Estimating the number of frequent data item sets for minimal support
$\alpha$ in a large dataset is of great interest from both theoretical and practical
prospectives. However, finding not only the number of frequent item sets, but
even the number of maximally frequent itemsets, is \#P-complete.
In the meantime, a procedure for estimating the number of frequent itemsets
before running any algorithm to enumerate them can be an important tool to facilitate
the mining process and estimate its complexity.
However, all algorithms known to date that estimate the number of frequent data item sets were using sampling techniques.
These techniques, while quite powerful, may lead to a significant increase
in the size of the sample with the increase of the estimation confidence level and, thus, lead
to a significant increase of the estimation process. To the best of our knowledge there is no
available algorithm other than a sampling process for such a purpose.
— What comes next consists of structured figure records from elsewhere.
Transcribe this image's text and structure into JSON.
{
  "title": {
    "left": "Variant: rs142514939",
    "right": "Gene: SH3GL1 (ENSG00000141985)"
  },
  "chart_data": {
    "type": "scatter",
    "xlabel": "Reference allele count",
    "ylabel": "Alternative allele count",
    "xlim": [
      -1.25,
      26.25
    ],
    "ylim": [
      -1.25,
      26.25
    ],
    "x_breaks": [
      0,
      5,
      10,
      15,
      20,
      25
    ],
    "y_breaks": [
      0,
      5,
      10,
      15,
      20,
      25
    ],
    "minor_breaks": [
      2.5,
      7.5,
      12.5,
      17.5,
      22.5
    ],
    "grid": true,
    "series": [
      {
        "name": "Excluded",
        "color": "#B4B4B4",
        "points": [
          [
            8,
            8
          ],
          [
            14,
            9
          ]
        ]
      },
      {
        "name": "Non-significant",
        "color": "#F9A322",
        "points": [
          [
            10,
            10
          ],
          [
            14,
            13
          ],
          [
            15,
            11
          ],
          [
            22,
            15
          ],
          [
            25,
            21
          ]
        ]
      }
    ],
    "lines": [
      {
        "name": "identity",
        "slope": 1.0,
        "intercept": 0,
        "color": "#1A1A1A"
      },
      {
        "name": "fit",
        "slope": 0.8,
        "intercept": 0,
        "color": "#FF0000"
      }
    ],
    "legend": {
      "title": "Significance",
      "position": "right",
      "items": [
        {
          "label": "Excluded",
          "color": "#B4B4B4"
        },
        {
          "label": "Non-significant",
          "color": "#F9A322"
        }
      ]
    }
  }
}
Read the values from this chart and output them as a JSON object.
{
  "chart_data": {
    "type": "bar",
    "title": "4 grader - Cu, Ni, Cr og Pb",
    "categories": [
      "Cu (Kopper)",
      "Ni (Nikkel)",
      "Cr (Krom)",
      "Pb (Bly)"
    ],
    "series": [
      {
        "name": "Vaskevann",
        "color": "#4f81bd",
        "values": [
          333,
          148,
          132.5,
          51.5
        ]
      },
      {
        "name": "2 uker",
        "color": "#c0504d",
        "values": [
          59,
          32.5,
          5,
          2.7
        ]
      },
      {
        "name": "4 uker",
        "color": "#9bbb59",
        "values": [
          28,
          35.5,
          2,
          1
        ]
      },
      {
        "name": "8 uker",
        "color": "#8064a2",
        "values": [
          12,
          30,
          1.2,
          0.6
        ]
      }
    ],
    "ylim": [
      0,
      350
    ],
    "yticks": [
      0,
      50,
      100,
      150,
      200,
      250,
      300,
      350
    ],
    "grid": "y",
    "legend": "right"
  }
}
In this talk, I will introduce the first algorithm to estimate the number of frequent item sets
with respect to minimal support on a given dataset without using a sampling technique.
Specifically, our approach can estimate the following problems related to frequent itemset mining:
1) Estimating the total number of frequent itemsets;
2) Estimating the number of frequent $k$-itemsets;
3) Estimating the largest size of a frequent itemset.
Our detailed experimental results have shown the accuracy and efficiency of our proposed approach.